Le chauffeur de bus et ses passagers ont été enfermés dans des pièces sous un toit de taule, dans l’angoisse d’être « emmenés et tués à tout moment », poursuit-il, ajoutant: « C’est une torture psychologique indescriptible ».

Contrairement à ce qui se pratique dans le reste du pays, Boko Haram et l’ISWAP ne procèdent pas à des kidnappings contre rançon, mais un « juge » passe voir les captifs et décide de leur sort en quelques minutes à peine d’interrogatoire.

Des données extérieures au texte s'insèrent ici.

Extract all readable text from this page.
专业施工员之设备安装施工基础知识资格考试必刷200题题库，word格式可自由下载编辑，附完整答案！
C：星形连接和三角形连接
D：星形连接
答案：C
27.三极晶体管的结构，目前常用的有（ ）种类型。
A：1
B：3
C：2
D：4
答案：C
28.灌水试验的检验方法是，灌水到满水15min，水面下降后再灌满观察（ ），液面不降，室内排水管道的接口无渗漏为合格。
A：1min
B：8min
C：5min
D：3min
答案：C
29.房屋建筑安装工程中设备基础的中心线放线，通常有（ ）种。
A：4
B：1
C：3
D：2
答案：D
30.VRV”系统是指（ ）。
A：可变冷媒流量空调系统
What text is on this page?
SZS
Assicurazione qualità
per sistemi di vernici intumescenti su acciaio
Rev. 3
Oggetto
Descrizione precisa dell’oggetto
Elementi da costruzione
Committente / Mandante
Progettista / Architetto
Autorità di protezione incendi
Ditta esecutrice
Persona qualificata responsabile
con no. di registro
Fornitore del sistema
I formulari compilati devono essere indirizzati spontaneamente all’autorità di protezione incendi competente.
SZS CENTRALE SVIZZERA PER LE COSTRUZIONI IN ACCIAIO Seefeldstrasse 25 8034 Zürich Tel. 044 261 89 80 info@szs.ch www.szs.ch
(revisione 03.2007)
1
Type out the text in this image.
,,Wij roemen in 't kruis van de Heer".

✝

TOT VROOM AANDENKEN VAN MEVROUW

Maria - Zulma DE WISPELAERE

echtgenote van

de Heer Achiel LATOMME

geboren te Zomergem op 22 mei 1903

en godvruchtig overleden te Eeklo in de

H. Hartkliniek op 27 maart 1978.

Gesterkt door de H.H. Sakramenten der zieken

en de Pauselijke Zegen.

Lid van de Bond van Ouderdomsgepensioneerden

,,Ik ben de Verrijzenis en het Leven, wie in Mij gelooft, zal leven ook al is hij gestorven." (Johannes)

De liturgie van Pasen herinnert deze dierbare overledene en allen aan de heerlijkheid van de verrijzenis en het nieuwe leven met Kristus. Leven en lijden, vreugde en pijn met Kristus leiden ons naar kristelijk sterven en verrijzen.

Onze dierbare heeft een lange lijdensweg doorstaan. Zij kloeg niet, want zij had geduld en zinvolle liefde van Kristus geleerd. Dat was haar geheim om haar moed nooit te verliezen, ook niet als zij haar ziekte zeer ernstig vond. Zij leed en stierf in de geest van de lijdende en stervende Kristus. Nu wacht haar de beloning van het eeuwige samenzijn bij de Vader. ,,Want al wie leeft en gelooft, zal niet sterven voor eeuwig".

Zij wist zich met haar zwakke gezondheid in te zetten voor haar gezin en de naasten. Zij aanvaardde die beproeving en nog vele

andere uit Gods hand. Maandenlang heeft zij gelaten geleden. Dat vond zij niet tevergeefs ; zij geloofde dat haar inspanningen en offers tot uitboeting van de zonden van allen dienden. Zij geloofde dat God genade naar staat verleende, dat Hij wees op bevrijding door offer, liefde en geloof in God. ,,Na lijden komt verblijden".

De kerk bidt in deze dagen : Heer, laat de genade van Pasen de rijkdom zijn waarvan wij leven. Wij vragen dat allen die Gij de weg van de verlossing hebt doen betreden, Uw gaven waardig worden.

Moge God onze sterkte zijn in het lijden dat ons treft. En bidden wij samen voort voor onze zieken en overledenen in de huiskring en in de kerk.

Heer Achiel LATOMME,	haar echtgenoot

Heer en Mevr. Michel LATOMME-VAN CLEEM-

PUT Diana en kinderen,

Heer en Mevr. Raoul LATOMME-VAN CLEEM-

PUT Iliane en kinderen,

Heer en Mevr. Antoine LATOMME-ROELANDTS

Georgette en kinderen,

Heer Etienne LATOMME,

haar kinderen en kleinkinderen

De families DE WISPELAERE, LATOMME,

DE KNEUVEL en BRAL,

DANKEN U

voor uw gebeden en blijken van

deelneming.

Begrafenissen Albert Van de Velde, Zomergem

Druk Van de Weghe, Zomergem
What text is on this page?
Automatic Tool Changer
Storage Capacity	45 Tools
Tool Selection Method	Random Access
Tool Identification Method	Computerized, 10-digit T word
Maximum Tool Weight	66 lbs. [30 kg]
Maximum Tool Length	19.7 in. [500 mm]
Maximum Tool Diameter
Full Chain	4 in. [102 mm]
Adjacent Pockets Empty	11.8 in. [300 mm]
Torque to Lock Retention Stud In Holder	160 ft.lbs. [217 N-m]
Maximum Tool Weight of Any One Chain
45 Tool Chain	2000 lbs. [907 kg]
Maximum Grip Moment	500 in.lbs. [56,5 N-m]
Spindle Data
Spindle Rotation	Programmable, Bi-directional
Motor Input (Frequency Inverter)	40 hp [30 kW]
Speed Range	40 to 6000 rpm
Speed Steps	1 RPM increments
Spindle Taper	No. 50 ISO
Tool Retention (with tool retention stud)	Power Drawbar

S’il décide que tel ou tel otage doit porter une combinaison orange, c’est le signe de son arrêt de mort.

– « Barrages illégaux » –

Le « juge » a demandé au chauffeur d’avouer ses « crimes ». « Je lui ai dit que je n’avais rien fait de mal, que j’avais juste conduit le bus sur la route », se souvient-il.

Les jihadistes l’ont finalement laissé partir. Il était musulman, et ne semblait pas être de mèche avec l’armée. « Mais je ne sais pas ce qu’il est advenu de mes passagers », se désespère le chauffeur. « Lorsque je les ai quittés, ils attendaient encore leur +jugement+ ».

Les ONG internationales, qui restent très présentes dans cette région dévastée par plus de dix ans de conflit, ont tiré la sonnette d’alarme et mis en garde les autorités contre l’insécurité rampante sur les routes du nord-est.

« Il y a de plus en plus de checkpoints tenus par les insurgés » ont fait savoir les Nations Unis qui coordonnent l’aide humanitaire.

L’armée a rappelé aux automobilistes qu’il ne fallait pas s’arrêter aux « barrages illégaux », et assure que les axes principaux sont « sûrs », malgré l’augmentation des incidents.

Les véhicules se font d’ailleurs de plus en plus rares, ou se déplacent en convois, parfois sécurisés par l’armée. Car la ville de Maiduguri a besoin d’être approvisionnée. « Il faut partir pour acheter à manger », explique Mohammed Adam, passager d’un taxi collectif. « Je peine à me nourir et à nourir ma famille ».